Honey badgers have strong teeth, a massive skull, and tough skin that is loose enough to allow it to turn around and bite an attacker. It has a stocky, flattened body with short and powerful legs; and it can repel threats with a powerful skunk-like odor from a gland at the base of its tail. With long, sharp claws, the honey badger handily defends itself. It also uses those claws to dig burrows—up to five feet deep and nine feet long—where it sleeps during the day. At night, when it’s time to go hunting, the honey badger digs up rodents and reptiles burrowed deep, or rips through a beehive to find its favorite food: bee larvae. Honey badgers will also go after a variety of small mammals, birds, and insects—and they will sometimes eat carrion, vegetation, and fruit.
Both predator and scavenger—with a vulture’s ability to feed on carrion, and an eagle’s ability to hunt and kill snakes and other prey with its feet—the bateleur eagle is both versatile and unique. Found in savannas and grasslands of sub-Saharan Africa, the bateleur eagle is known for its low, back-and-forth aerial searches for food on the land below, and its ability to descend in a tight spiral, plummeting toward the ground at high speed to retrieve its prey.

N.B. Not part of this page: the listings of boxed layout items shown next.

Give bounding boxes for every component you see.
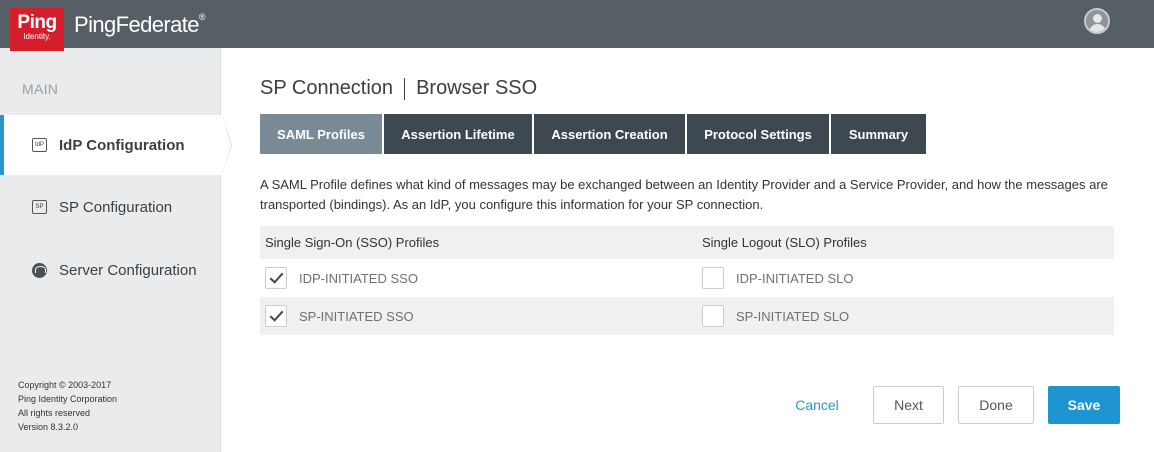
sidebar: MAIN IdP IdP Configuration SP SP Configu… [0, 48, 232, 452]
server-icon [32, 262, 47, 278]
sidebar-heading: MAIN [22, 81, 59, 97]
sidebar-item-idp-configuration[interactable]: IdP IdP Configuration [0, 115, 232, 175]
done-button[interactable]: Done [958, 386, 1034, 424]
idp-initiated-sso-label: IDP-INITIATED SSO [299, 270, 418, 286]
idp-initiated-sso-checkbox[interactable] [265, 267, 287, 289]
sidebar-item-label: Server Configuration [59, 261, 197, 279]
user-avatar-icon[interactable] [1084, 8, 1110, 34]
tab-protocol-settings[interactable]: Protocol Settings [687, 114, 831, 154]
copyright-line: Copyright © 2003-2017 [18, 380, 112, 390]
copyright-rights: All rights reserved [18, 408, 91, 418]
sidebar-item-label: SP Configuration [59, 198, 173, 216]
slo-header: Single Logout (SLO) Profiles [702, 235, 867, 250]
page-title: SP Connection Browser SSO [260, 77, 537, 100]
save-button[interactable]: Save [1048, 386, 1120, 424]
sidebar-item-server-configuration[interactable]: Server Configuration [0, 240, 221, 300]
sp-icon: SP [32, 200, 47, 214]
tab-summary[interactable]: Summary [831, 114, 926, 154]
profile-row: IDP-INITIATED SSO IDP-INITIATED SLO [260, 259, 1114, 297]
idp-initiated-slo-label: IDP-INITIATED SLO [736, 270, 854, 286]
sidebar-item-label: IdP Configuration [59, 136, 185, 154]
top-bar: Ping Identity. PingFederate® [0, 0, 1154, 51]
page-title-main: SP Connection [260, 77, 394, 99]
tab-saml-profiles[interactable]: SAML Profiles [260, 114, 384, 154]
registered-mark: ® [198, 12, 206, 22]
profiles-header: Single Sign-On (SSO) Profiles Single Log… [260, 226, 1114, 259]
title-separator [404, 77, 406, 100]
logo-text: Ping [17, 12, 57, 33]
product-title: PingFederate [74, 12, 199, 37]
copyright-info: Copyright © 2003-2017 Ping Identity Corp… [18, 378, 117, 434]
sso-header: Single Sign-On (SSO) Profiles [265, 235, 440, 250]
profiles-table: Single Sign-On (SSO) Profiles Single Log… [260, 226, 1114, 335]
profile-row: SP-INITIATED SSO SP-INITIATED SLO [260, 297, 1114, 335]
description-text: A SAML Profile defines what kind of mess… [260, 177, 1108, 212]
ping-identity-logo[interactable]: Ping Identity. [10, 8, 64, 51]
sp-initiated-sso-label: SP-INITIATED SSO [299, 308, 414, 324]
idp-initiated-slo-checkbox[interactable] [702, 267, 724, 289]
next-button[interactable]: Next [873, 386, 944, 424]
sp-initiated-slo-checkbox[interactable] [702, 305, 724, 327]
version-text: Version 8.3.2.0 [18, 422, 79, 432]
idp-icon: IdP [32, 138, 47, 152]
sp-initiated-sso-checkbox[interactable] [265, 305, 287, 327]
wizard-tabs: SAML Profiles Assertion Lifetime Asserti… [260, 114, 926, 154]
sp-initiated-slo-label: SP-INITIATED SLO [736, 308, 850, 324]
page-title-sub: Browser SSO [416, 77, 538, 99]
cancel-button[interactable]: Cancel [784, 386, 850, 424]
copyright-company: Ping Identity Corporation [18, 394, 118, 404]
sidebar-item-sp-configuration[interactable]: SP SP Configuration [0, 177, 221, 237]
product-name: PingFederate® [74, 12, 206, 38]
tab-assertion-lifetime[interactable]: Assertion Lifetime [384, 114, 534, 154]
tab-assertion-creation[interactable]: Assertion Creation [534, 114, 687, 154]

The bateleur is known as a snake hunter, and it can even kill and eat venomous snakes. When it goes after a snake, the eagle often raises its crest feathers and spreads its wings in a distinctive display. It also hunts a variety of reptiles, other birds, and mammals. It occasionally catches fish, eats eggs of other birds, and dines on termites. The bateleur eagle may also steal food from other predators—a practice known as kleptoparasitism. When live prey is not available, the bateleur eagle feeds on carrion. Its unfeathered pink facial skin, like that of a vulture, is easier to keep clean to resist potentially harmful bacteria found on decaying meat.
You don’t have to be large to be important to your ecosystem. Africa Rocks predators are big enough to keep populations of many other animals—ranging from insects and rodents to birds, reptiles, and small mammals—at healthy numbers. Each uses a specialized hunting strategy or predatory style, and their adaptations help them excel in their specific habitats.